I can’t thank you enough for your help, this is so so helpful to get some input from an experienced Combine developer.
I was told by several developers in my local area to stay away from Combine, as if it is a bad framework or something, and now after multiple days of heavy research I’m a little unclear why. As you said, it seems like a really amazing framework. For example, my game map is composed of Tile
objects (custom class), and each Tile object has around 10 properties that it publishes. I can easily have 10,000 Tile
objects, so that is a lot of publishers, and performance seems amazing. So I was really confused about what I was being told in my local area.
The issue with CurrentValueSubject
is that most of my CurrentValueSubjects
in my game are properties that are collections, for example:
public class Player: ObservableObject {
public private (set) var units = CurrentValueSubject<[Unit], Never>([])
...
}
I have several dozen classes that are subscribers to the units property, things that need to know when either a unit has been added or a unit has been removed (i.e. killed). So I have code like the following in lots of places in my game:
public class UnitsMapLayer {
public init(player: Player) {
// Bunch of initialization stuff here
player.units
.sink(receiveValue: { units in
DispatchQueue.main.async {
// Do SpriteKit rendering stuff that updates
// the display of the units that are on the map
}
})
.store(in: &cancellable)
}
}
So when the subscriber above receives the updated units collection, the subscriber gets the whole collection, but it has no idea which item in the collection was the item that caused the publisher to fire its change. Was a new unit added? Was a unit removed? Unless I keep a private/local copy of the units collection within the UnitsMapLayer
, I have not figured out any way with Combine for the subscriber to know. So that’s what I’ve been doing: I keep a local copy of the units property, then loop through both the local units property and the new units collection in the sink, comparing them, to find whether a unit was added or removed, then either add a new SKNode
to my SpriteKit node graph if it was a new unit, or go find the already existing SKNode
and remove it if a unit was removed. Technically that technique works, but there is no way that is the “normal” way of doing things with Combine, it just doesn’t seem right, and I’m sure I’m just not thinking about it in a “functional programming way” or something.
Based on continuing research online, I found this: shareup.app → Designing and writing a custom, generic Combine Publisher in Swift. The key sentence in that article is “The core business logic of the application modifies the application state in response to those actions and delivers a new immutable snapshot of the application state to the UI, which re-renders itself.” So I refactored so that each time the units collection changes, the rendering code inside UnitsMapLayer
completely removes all unit SKNodes, then re-adds every unit, based on the new immutable collection of units received in the sink. Again, this also technically works, it’s just that now if I have 500 units (a definite possibility) and a single new unit is added, I am removing 500 nodes from the SpriteKit node graph and adding back 501, all just because I have a single new unit to add. It just seems really wasteful and non-scalable in terms of CPU usage. But that technique is precisely what the person above is describing. It is essentially the concept of “nuke and pave” (completely remove everything and add back everything fresh). If this is the Combine and SpriteKit way to do things, I suppose that is fine, it just doesn’t seem quite right. What if I had 100,000 units? This technique just doesn’t seem to scale, which is why it feels wrong to me.
So I’m still stumped, and still very confused as to why I can’t seem to find anyone else asking this question anywhere online, it seems like such a basic fundamental thing. I have hundreds of situations all over my codebase like this, so it’s very problematic for me right now. I’ve been searching for weeks now and have not found a solution. Maybe this is one of the reasons why my local developers told me not to use Combine, I don’t know.

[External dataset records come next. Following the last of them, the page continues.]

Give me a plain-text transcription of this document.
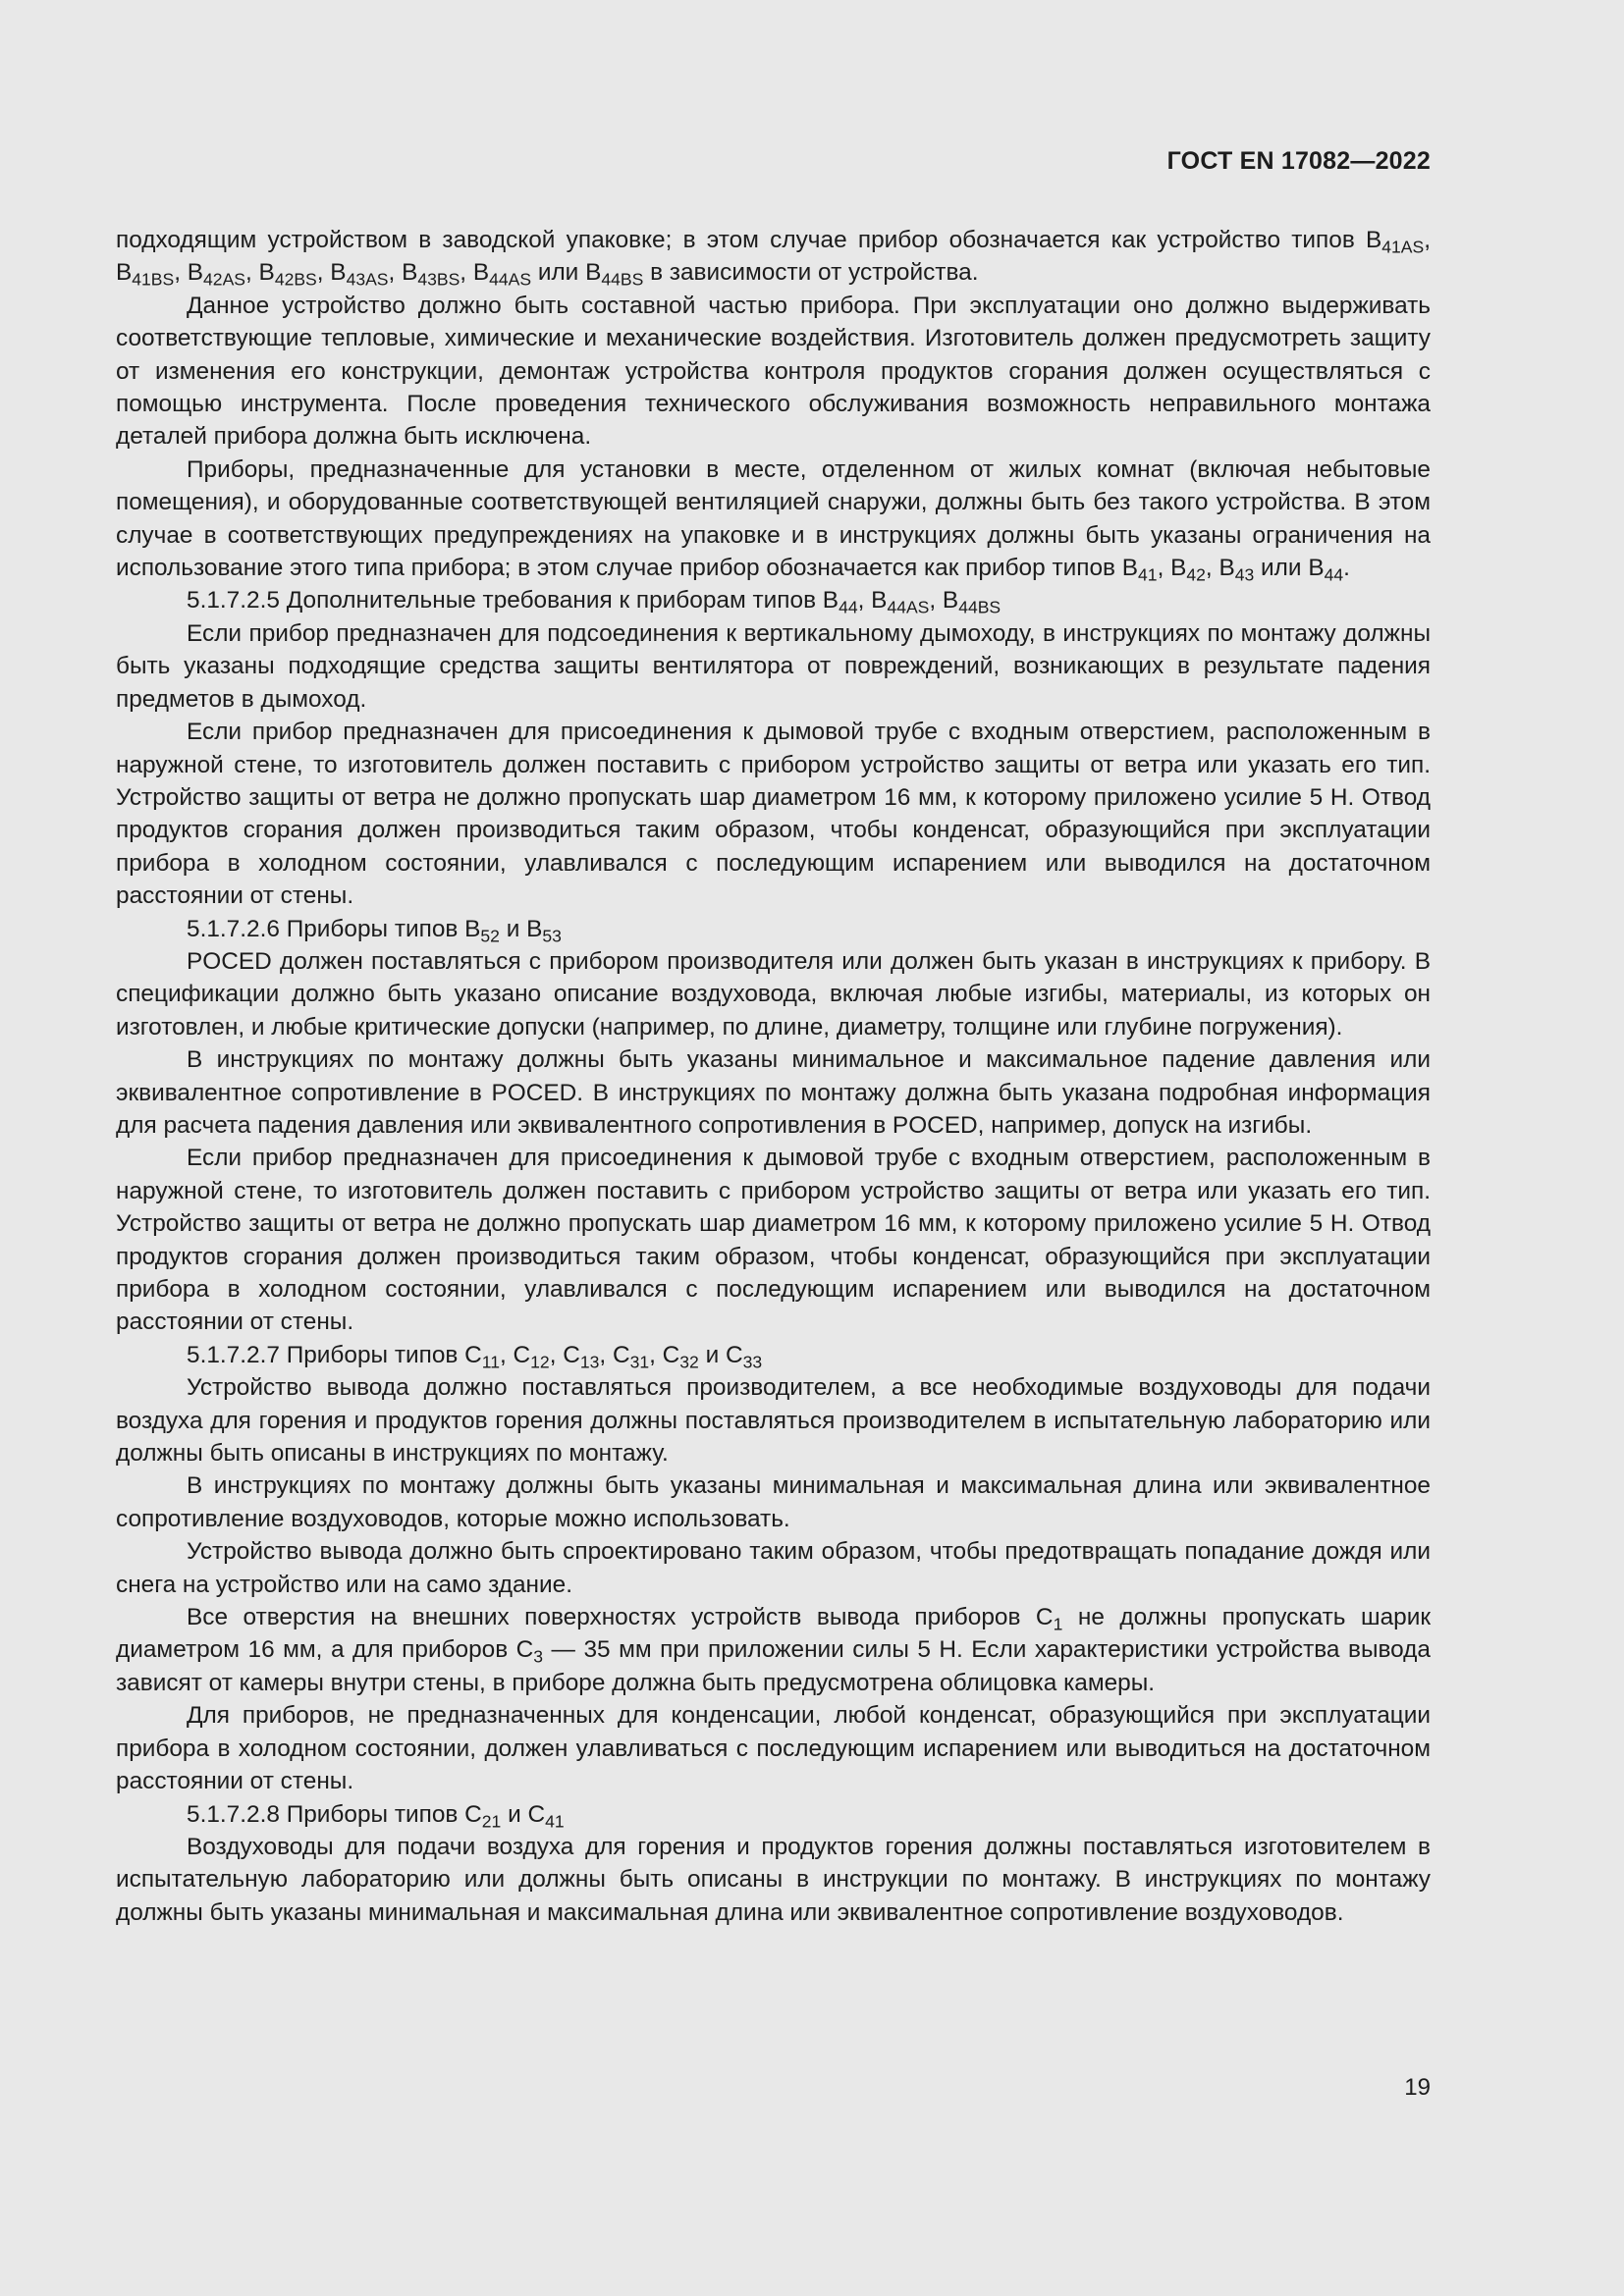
ГОСТ EN 17082—2022

подходящим устройством в заводской упаковке; в этом случае прибор обозначается как устройство типов $B_{41AS}$, $B_{41BS}$, $B_{42AS}$, $B_{42BS}$, $B_{43AS}$, $B_{43BS}$, $B_{44AS}$ или $B_{44BS}$ в зависимости от устройства.

Данное устройство должно быть составной частью прибора. При эксплуатации оно должно выдерживать соответствующие тепловые, химические и механические воздействия. Изготовитель должен предусмотреть защиту от изменения его конструкции, демонтаж устройства контроля продуктов сгорания должен осуществляться с помощью инструмента. После проведения технического обслуживания возможность неправильного монтажа деталей прибора должна быть исключена.

Приборы, предназначенные для установки в месте, отделенном от жилых комнат (включая небытовые помещения), и оборудованные соответствующей вентиляцией снаружи, должны быть без такого устройства. В этом случае в соответствующих предупреждениях на упаковке и в инструкциях должны быть указаны ограничения на использование этого типа прибора; в этом случае прибор обозначается как прибор типов $B_{41}$, $B_{42}$, $B_{43}$ или $B_{44}$.

5.1.7.2.5 Дополнительные требования к приборам типов $B_{44}$, $B_{44AS}$, $B_{44BS}$

Если прибор предназначен для подсоединения к вертикальному дымоходу, в инструкциях по монтажу должны быть указаны подходящие средства защиты вентилятора от повреждений, возникающих в результате падения предметов в дымоход.

Если прибор предназначен для присоединения к дымовой трубе с входным отверстием, расположенным в наружной стене, то изготовитель должен поставить с прибором устройство защиты от ветра или указать его тип. Устройство защиты от ветра не должно пропускать шар диаметром 16 мм, к которому приложено усилие 5 Н. Отвод продуктов сгорания должен производиться таким образом, чтобы конденсат, образующийся при эксплуатации прибора в холодном состоянии, улавливался с последующим испарением или выводился на достаточном расстоянии от стены.

5.1.7.2.6 Приборы типов $B_{52}$ и $B_{53}$

POCED должен поставляться с прибором производителя или должен быть указан в инструкциях к прибору. В спецификации должно быть указано описание воздуховода, включая любые изгибы, материалы, из которых он изготовлен, и любые критические допуски (например, по длине, диаметру, толщине или глубине погружения).

В инструкциях по монтажу должны быть указаны минимальное и максимальное падение давления или эквивалентное сопротивление в POCED. В инструкциях по монтажу должна быть указана подробная информация для расчета падения давления или эквивалентного сопротивления в POCED, например, допуск на изгибы.

Если прибор предназначен для присоединения к дымовой трубе с входным отверстием, расположенным в наружной стене, то изготовитель должен поставить с прибором устройство защиты от ветра или указать его тип. Устройство защиты от ветра не должно пропускать шар диаметром 16 мм, к которому приложено усилие 5 Н. Отвод продуктов сгорания должен производиться таким образом, чтобы конденсат, образующийся при эксплуатации прибора в холодном состоянии, улавливался с последующим испарением или выводился на достаточном расстоянии от стены.

5.1.7.2.7 Приборы типов $C_{11}$, $C_{12}$, $C_{13}$, $C_{31}$, $C_{32}$ и $C_{33}$

Устройство вывода должно поставляться производителем, а все необходимые воздуховоды для подачи воздуха для горения и продуктов горения должны поставляться производителем в испытательную лабораторию или должны быть описаны в инструкциях по монтажу.

В инструкциях по монтажу должны быть указаны минимальная и максимальная длина или эквивалентное сопротивление воздуховодов, которые можно использовать.

Устройство вывода должно быть спроектировано таким образом, чтобы предотвращать попадание дождя или снега на устройство или на само здание.

Все отверстия на внешних поверхностях устройств вывода приборов $C_1$ не должны пропускать шарик диаметром 16 мм, а для приборов $C_3$ — 35 мм при приложении силы 5 Н. Если характеристики устройства вывода зависят от камеры внутри стены, в приборе должна быть предусмотрена облицовка камеры.

Для приборов, не предназначенных для конденсации, любой конденсат, образующийся при эксплуатации прибора в холодном состоянии, должен улавливаться с последующим испарением или выводиться на достаточном расстоянии от стены.

5.1.7.2.8 Приборы типов $C_{21}$ и $C_{41}$

Воздуховоды для подачи воздуха для горения и продуктов горения должны поставляться изготовителем в испытательную лабораторию или должны быть описаны в инструкции по монтажу. В инструкциях по монтажу должны быть указаны минимальная и максимальная длина или эквивалентное сопротивление воздуховодов.

19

I also found this: How to create and emit custom event with Combine and Swift? - Stack Overflow which the developer describes how to emit custom events with Combine, so I am going to try to learn how to do that next, as that may work.
But I’m still confused as to why I can’t seem to find an answer to this question. I think what doesn’t make sense to me is: how would you not run into this problem if using a CurrentValueSubject
? It seems like lots of publishers would be collections, not just simple single/scalar values, and it would be highly beneficial to the subscriber to know the pertinent item that caused the collection to change. That’s why I still think I’m just not understanding something fundamental about Combine and functional reactive programming.
I feel like I’m wanting something like what the Swift reduce
function does: it passes in an accumulator plus the new value to its closure. Is there some way to tell the Combine sink to pass in both the entire new collection, plus the item that caused the collection to change?
One final comment in case anyone out there is reading this and does not use/know SpriteKit: SpriteKit is very much a state management framework (at least that’s how I think of it). I don’t tell SpriteKit how to actually render sprites on the screen, I add SKNodes
to a huge node graph, and set certain properties on each SKNode
such as position, then hand that node graph off to the SpriteKit engine, which then figures out how to actually render the pixels on the screen. So it abstracts away the step of actually doing the rendering. So all of my “rendering” code is just adding SKNodes
to the SpriteKit node graph. Which is awesome by the way. So that’s why I thought Combine would be such a good companion to SpriteKit.